After my children were diagnosed with Asperger syndrome*, I learned about facial blindness. I was actually quite relieved. I knew I wasn’t just a cad, I actually have a disability. Knowledge = Power. Now that I know this, I can without embarrassment, explain it to people. I have a name for it. I don’t have to say, “I’m a complete jerk so I won’t remember your face or name if I see you again.” Instead I say, “I have facial blindness, so if I see you again and act like I don’t know you, please come up to me and tell me your name and how we know each other.” I know that sounds weird, but it has really worked for me. I was just at a wedding and a very nice person whom I truly really like approached me. I was thinking, crap, she looks like someone I might know. She came up and introduced herself and reminded me how we knew each other. Once she did that, I knew exactly who she was. Even though I have met her kids many times, I would not recognize them and have no idea what their names are. I did know their names during my conversation with her, because she reminded me. But I’ve forgotten those names. I can pull her name up at the moment, but it will be gone by next month, unless I see her before then.
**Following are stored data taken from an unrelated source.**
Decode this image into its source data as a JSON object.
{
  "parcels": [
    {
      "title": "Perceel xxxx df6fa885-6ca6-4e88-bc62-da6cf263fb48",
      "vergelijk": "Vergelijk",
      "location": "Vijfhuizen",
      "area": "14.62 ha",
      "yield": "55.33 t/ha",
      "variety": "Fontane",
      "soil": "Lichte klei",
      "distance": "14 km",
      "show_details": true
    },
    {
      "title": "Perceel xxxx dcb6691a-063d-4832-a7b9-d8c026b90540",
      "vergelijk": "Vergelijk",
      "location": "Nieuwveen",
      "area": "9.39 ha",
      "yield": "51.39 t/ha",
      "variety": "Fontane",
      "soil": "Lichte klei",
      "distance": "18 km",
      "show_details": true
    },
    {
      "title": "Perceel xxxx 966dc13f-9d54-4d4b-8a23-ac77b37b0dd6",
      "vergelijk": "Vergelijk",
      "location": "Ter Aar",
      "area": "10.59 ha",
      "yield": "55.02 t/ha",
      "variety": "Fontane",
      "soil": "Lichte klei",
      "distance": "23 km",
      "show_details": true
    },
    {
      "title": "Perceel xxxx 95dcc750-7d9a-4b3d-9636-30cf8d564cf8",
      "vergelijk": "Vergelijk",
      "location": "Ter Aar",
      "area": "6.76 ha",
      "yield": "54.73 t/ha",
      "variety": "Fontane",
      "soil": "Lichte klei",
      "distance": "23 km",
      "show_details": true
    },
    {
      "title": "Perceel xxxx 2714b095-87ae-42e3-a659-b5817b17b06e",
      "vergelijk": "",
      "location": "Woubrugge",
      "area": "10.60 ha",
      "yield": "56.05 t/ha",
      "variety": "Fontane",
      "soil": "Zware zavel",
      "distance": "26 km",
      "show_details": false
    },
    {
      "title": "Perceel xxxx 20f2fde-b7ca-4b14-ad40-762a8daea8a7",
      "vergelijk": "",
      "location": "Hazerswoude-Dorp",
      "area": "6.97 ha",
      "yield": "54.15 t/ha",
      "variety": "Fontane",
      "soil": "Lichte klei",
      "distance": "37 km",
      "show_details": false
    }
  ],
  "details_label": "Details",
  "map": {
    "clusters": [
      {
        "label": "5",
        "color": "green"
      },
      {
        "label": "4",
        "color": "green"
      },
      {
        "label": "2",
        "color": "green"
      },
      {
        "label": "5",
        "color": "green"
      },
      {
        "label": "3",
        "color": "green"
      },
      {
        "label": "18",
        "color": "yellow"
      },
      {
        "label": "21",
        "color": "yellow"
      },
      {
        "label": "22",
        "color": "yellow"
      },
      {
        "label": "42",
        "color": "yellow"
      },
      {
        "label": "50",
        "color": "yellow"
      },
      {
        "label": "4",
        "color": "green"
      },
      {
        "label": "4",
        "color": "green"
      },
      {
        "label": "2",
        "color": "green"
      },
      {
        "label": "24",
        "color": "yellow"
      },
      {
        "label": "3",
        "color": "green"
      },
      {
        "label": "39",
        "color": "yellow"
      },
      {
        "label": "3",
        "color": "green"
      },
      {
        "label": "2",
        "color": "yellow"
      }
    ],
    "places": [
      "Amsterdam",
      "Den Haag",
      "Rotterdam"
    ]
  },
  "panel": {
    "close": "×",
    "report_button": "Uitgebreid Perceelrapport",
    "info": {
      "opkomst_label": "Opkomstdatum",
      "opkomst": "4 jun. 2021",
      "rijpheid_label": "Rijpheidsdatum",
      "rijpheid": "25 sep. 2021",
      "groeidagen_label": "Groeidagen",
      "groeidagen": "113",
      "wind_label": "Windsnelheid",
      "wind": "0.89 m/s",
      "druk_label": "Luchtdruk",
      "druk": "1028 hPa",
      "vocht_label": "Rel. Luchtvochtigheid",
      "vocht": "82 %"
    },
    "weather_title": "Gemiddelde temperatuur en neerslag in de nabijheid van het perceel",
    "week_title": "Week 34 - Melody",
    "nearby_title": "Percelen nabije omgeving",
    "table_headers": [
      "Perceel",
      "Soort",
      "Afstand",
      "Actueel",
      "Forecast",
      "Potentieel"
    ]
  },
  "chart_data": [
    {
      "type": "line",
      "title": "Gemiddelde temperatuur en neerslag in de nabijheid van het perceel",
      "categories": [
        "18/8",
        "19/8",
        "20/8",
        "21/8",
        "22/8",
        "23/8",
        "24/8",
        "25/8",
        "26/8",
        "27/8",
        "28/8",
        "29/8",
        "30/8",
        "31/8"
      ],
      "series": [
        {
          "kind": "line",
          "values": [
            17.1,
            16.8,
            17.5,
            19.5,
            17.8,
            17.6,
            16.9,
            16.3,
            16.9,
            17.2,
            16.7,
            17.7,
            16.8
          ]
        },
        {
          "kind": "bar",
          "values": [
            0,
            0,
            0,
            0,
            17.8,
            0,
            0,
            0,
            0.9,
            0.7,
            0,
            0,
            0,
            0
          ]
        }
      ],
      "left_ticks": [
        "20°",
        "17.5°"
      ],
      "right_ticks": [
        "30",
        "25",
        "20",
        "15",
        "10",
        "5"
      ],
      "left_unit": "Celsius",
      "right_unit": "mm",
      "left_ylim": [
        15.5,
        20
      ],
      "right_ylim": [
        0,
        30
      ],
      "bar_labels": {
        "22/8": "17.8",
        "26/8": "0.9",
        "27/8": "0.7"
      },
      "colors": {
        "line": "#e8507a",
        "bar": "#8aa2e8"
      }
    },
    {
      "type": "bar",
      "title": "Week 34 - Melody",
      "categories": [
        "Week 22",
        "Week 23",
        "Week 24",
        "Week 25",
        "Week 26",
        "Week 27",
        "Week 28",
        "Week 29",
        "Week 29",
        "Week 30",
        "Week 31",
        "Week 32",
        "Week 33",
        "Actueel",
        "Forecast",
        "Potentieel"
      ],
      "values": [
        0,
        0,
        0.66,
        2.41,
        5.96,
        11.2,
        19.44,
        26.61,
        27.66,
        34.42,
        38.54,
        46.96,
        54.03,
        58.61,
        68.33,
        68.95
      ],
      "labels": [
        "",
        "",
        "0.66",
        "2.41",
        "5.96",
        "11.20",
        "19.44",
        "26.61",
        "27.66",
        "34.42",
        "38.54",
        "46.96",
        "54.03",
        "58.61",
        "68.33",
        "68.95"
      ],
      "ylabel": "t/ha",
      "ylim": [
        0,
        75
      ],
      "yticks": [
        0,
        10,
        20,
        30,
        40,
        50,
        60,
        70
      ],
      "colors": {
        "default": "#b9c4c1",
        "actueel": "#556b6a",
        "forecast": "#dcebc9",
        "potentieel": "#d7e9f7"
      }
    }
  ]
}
Another example: I introduced myself to a doctor at the hospital where I work. He told me we had met before a few times. He said it in a really nice way. I explained the facial blindness and that I might just do it again six months from now (which I did, dammit). He was actually very amused by the whole concept. So is it a disability? It can be, and like most disabilities, it is possible to figure out coping mechanisms.
I have developed a surprisingly positive perspective on this “disability.” In my case, now that I know what it is, facial blindness really suits my life and my career. I am a primary care physician in a large town, but in a neighborhood that acts like a small town. Many of my patients are neighbors, related to each other, friends with each other, whose kids go to school together. Just going to the grocery store or the local café, I may see a handful of patients.
Most doctors would have a hard time truly separating out their life as a doctor from their life as a neighbor and friend. This is not a problem for me. I love my patients and spend more time with them than most doctors. I am interested in what makes them tick, what makes them happy and sad. When I see them out in the community, I really have no idea who they are unless they tell me. Even if they tell me they are a patient, I have no idea what is going on with them medically. Without opening their chart and reading what is in there, they are just Joe Patient. Once I do see them back in the office, and open their chart, the whole story comes back together and I know exactly who they are, what problems affect their lives.
I don’t know how to explain it except to say that my patients don’t have to worry about my gossiping about them. If I am lucky enough to recognize them, I will likely not know if the person they are with is spouse or lover, even if the other person is my patient. By being unable to recognize them in the community, I ensure full patient confidentiality without even having to make an effort. It’s an unexpected “benefit” of having a social communication disability, but it’s one that in this case works to my advantage … and my patients’ advantage.